Blair under new pressure over Hutton

Tony Blair was under fierce pressure today to reveal late - and potentially sensational - evidence submitted in private to the Hutton Inquiry into the death of Dr David Kelly.

Tory leader Michael Howard demanded that Downing Street publish the evidence, quietly sent to Lord Hutton in November after all the hearings were over, saying it raised "very serious concerns".

Mr Blair was preparing to face further calls to come clean at Prime Minister's Questions in the Commons this afternoon.

The new material was being blamed for the delay in the publication date for the Hutton report. It had been expected next week but in the last few days it emerged that it is likely to be delayed, possibly until next month.

The immediate suspicion was that the last-minute dossier, news of which leaked out yesterday, contained Mr Blair's defence of his role in the way the name of the weapons scientist became public knowledge, the event followed by Dr Kelly's suicide.
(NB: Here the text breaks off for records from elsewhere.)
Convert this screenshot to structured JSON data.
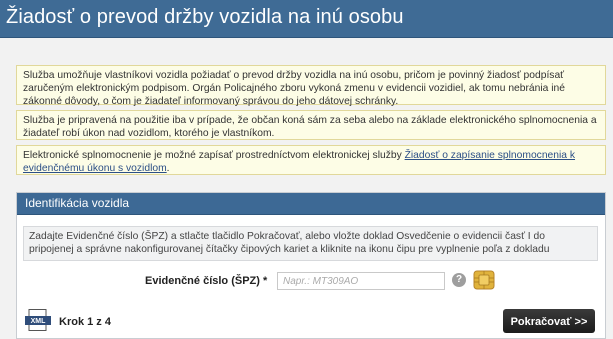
{
  "header": {
    "title": "Žiadosť o prevod držby vozidla na inú osobu"
  },
  "notices": {
    "n1": "Služba umožňuje vlastníkovi vozidla požiadať o prevod držby vozidla na inú osobu, pričom je povinný žiadosť podpísať zaručeným elektronickým podpisom. Orgán Policajného zboru vykoná zmenu v evidencii vozidiel, ak tomu nebránia iné zákonné dôvody, o čom je žiadateľ informovaný správou do jeho dátovej schránky.",
    "n2": "Služba je pripravená na použitie iba v prípade, že občan koná sám za seba alebo na základe elektronického splnomocnenia a žiadateľ robí úkon nad vozidlom, ktorého je vlastníkom.",
    "n3_text": "Elektronické splnomocnenie je možné zapísať prostredníctvom elektronickej služby ",
    "n3_link": "Žiadosť o zapísanie splnomocnenia k evidenčnému úkonu s vozidlom",
    "n3_end": "."
  },
  "section": {
    "title": "Identifikácia vozidla",
    "info": "Zadajte Evidenčné číslo (ŠPZ) a stlačte tlačidlo Pokračovať, alebo vložte doklad Osvedčenie o evidencii časť I do pripojenej a správne nakonfigurovanej čítačky čipových kariet a kliknite na ikonu čipu pre vyplnenie poľa z dokladu",
    "field_label": "Evidenčné číslo (ŠPZ) *",
    "field_placeholder": "Napr.: MT309AO",
    "field_value": "",
    "help_glyph": "?",
    "step": "Krok 1 z 4",
    "next_button": "Pokračovať >>",
    "xml_label": "XML"
  },
  "icons": {
    "help": "question-icon",
    "chip": "chip-card-icon",
    "xml": "xml-file-icon"
  }
}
On the final day of the inquiry in mid October, the top official at the Ministry of Defence, Sir Kevin Tebbit, revealed that Mr Blair had chaired the key meeting at which it was decided to confirm Dr Kelly's name to the media. His evidence appeared to contradict a categoric statement from the PM immediately after the scientist's death.
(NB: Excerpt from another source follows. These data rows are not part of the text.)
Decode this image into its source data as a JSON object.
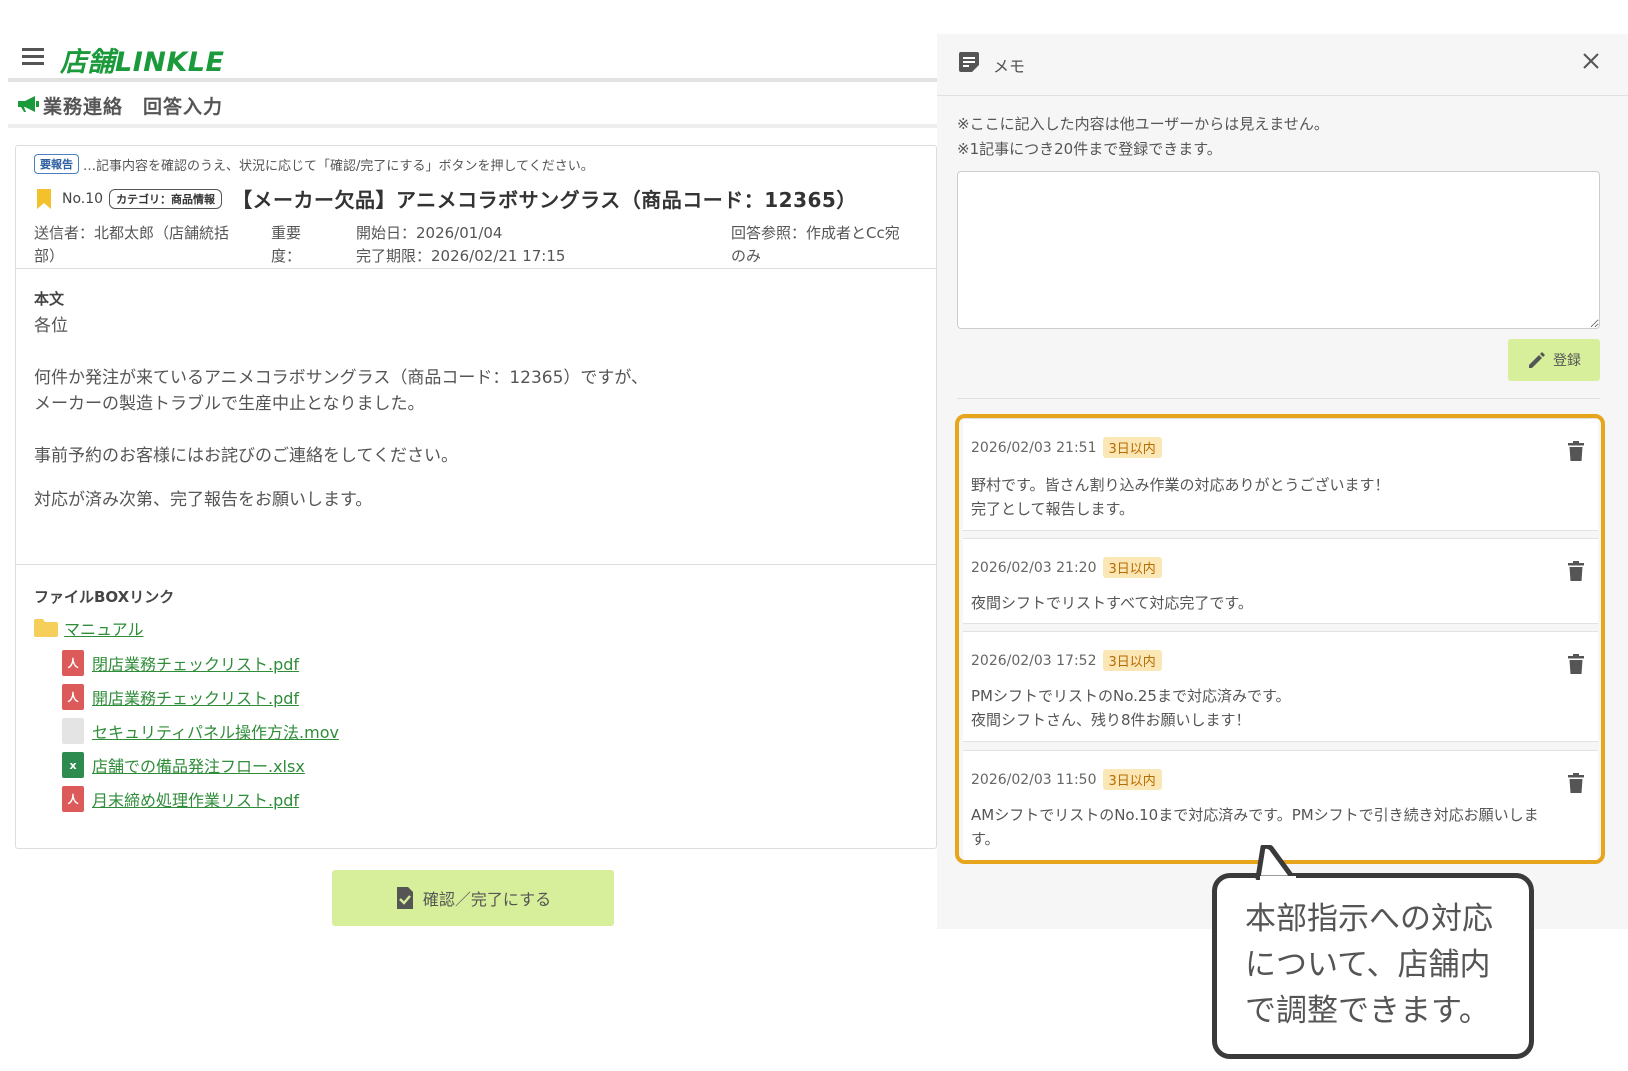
{
  "app": {
    "logo": "店舗LINKLE"
  },
  "page": {
    "title": "業務連絡　回答入力"
  },
  "article": {
    "badge": "要報告",
    "notice": "…記事内容を確認のうえ、状況に応じて「確認/完了にする」ボタンを押してください。",
    "number": "No.10",
    "category": "カテゴリ：商品情報",
    "title": "【メーカー欠品】アニメコラボサングラス（商品コード：12365）",
    "sender_line1": "送信者：北都太郎（店舗統括",
    "sender_line2": "部）",
    "importance_line1": "重要",
    "importance_line2": "度：",
    "start_date": "開始日：2026/01/04",
    "due_date": "完了期限：2026/02/21 17:15",
    "ref_line1": "回答参照：作成者とCc宛",
    "ref_line2": "のみ",
    "body_label": "本文",
    "body": {
      "l1": "各位",
      "l2": "何件か発注が来ているアニメコラボサングラス（商品コード：12365）ですが、",
      "l3": "メーカーの製造トラブルで生産中止となりました。",
      "l4": "事前予約のお客様にはお詫びのご連絡をしてください。",
      "l5": "対応が済み次第、完了報告をお願いします。"
    },
    "files_label": "ファイルBOXリンク",
    "folder": "マニュアル",
    "files": [
      {
        "name": "閉店業務チェックリスト.pdf",
        "type": "pdf"
      },
      {
        "name": "開店業務チェックリスト.pdf",
        "type": "pdf"
      },
      {
        "name": "セキュリティパネル操作方法.mov",
        "type": "mov"
      },
      {
        "name": "店舗での備品発注フロー.xlsx",
        "type": "xlsx"
      },
      {
        "name": "月末締め処理作業リスト.pdf",
        "type": "pdf"
      }
    ],
    "confirm_label": "確認／完了にする"
  },
  "memo": {
    "title": "メモ",
    "note1": "※ここに記入した内容は他ユーザーからは見えません。",
    "note2": "※1記事につき20件まで登録できます。",
    "textarea_value": "",
    "register_label": "登録",
    "items": [
      {
        "time": "2026/02/03 21:51",
        "badge": "3日以内",
        "line1": "野村です。皆さん割り込み作業の対応ありがとうございます！",
        "line2": "完了として報告します。"
      },
      {
        "time": "2026/02/03 21:20",
        "badge": "3日以内",
        "line1": "夜間シフトでリストすべて対応完了です。",
        "line2": ""
      },
      {
        "time": "2026/02/03 17:52",
        "badge": "3日以内",
        "line1": "PMシフトでリストのNo.25まで対応済みです。",
        "line2": "夜間シフトさん、残り8件お願いします！"
      },
      {
        "time": "2026/02/03 11:50",
        "badge": "3日以内",
        "line1": "AMシフトでリストのNo.10まで対応済みです。PMシフトで引き続き対応お願いしま",
        "line2": "す。"
      }
    ]
  },
  "callout": {
    "line1": "本部指示への対応",
    "line2": "について、店舗内",
    "line3": "で調整できます。"
  },
  "colors": {
    "brand": "#1a9a3a",
    "button": "#d7ef9b",
    "highlight": "#e7a51c",
    "link": "#2f8d3a",
    "badge_days_bg": "#fbe7b5"
  }
}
Asked whether he had authorised anyone in Downing Street or the Ministry of Defence to release the name, he replied: "Emphatically not. I did not authorise the leaking of the name of David Kelly." Mr Blair maintained that confirming Dr Kelly's name once his identity had emerged was "a completely different matter".

But many nonetheless saw Sir Kevin's evidence as the smoking gun which could pin responsibility for Dr Kelly's exposure on Mr Blair. Downing Street confirmed that late evidence had been put in but would give little further detail. Officials said, however, that it included material from all the Whitehall departments involved.
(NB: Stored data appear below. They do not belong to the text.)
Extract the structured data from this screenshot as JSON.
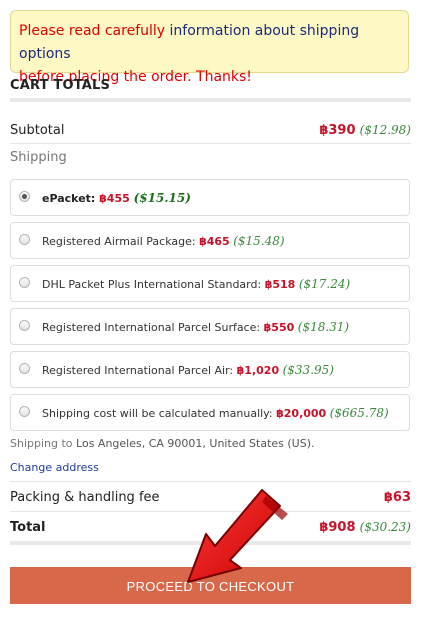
{
  "notice": {
    "part1": "Please read carefully ",
    "part2": "information about shipping options",
    "part3": "before placing the order. Thanks!"
  },
  "cart": {
    "title": "CART TOTALS",
    "subtotal_label": "Subtotal",
    "subtotal_price": "฿390",
    "subtotal_usd": "($12.98)",
    "shipping_label": "Shipping",
    "options": [
      {
        "label": "ePacket:",
        "price": "฿455",
        "usd": "($15.15)",
        "selected": true
      },
      {
        "label": "Registered Airmail Package:",
        "price": "฿465",
        "usd": "($15.48)",
        "selected": false
      },
      {
        "label": "DHL Packet Plus International Standard:",
        "price": "฿518",
        "usd": "($17.24)",
        "selected": false
      },
      {
        "label": "Registered International Parcel Surface:",
        "price": "฿550",
        "usd": "($18.31)",
        "selected": false
      },
      {
        "label": "Registered International Parcel Air:",
        "price": "฿1,020",
        "usd": "($33.95)",
        "selected": false
      },
      {
        "label": "Shipping cost will be calculated manually:",
        "price": "฿20,000",
        "usd": "($665.78)",
        "selected": false
      }
    ],
    "ship_to_prefix": "Shipping to ",
    "ship_to_dest": "Los Angeles, CA 90001, United States (US).",
    "change_address": "Change address",
    "handling_label": "Packing & handling fee",
    "handling_price": "฿63",
    "total_label": "Total",
    "total_price": "฿908",
    "total_usd": "($30.23)",
    "checkout_label": "PROCEED TO CHECKOUT"
  },
  "colors": {
    "accent": "#d7694a",
    "price_red": "#c7122a",
    "price_green": "#3a8a3a",
    "notice_bg": "#fdf8c4",
    "arrow_red": "#e8101a"
  }
}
The Prime Minister's official spokesman said: "If people were going off on the idea that what was referred to related to fresh evidence, that was not the case." He would not be drawn on whether the evidence included a reply to the testimony from Sir Kevin.

That testimony revealed that Mr Blair had presided over the meeting on 8 July when the decision was made to confirm Dr Kelly's identity if journalists put his name forward as the source for the BBC's charge that the Government acted misleadingly over the weapons threat from Iraq.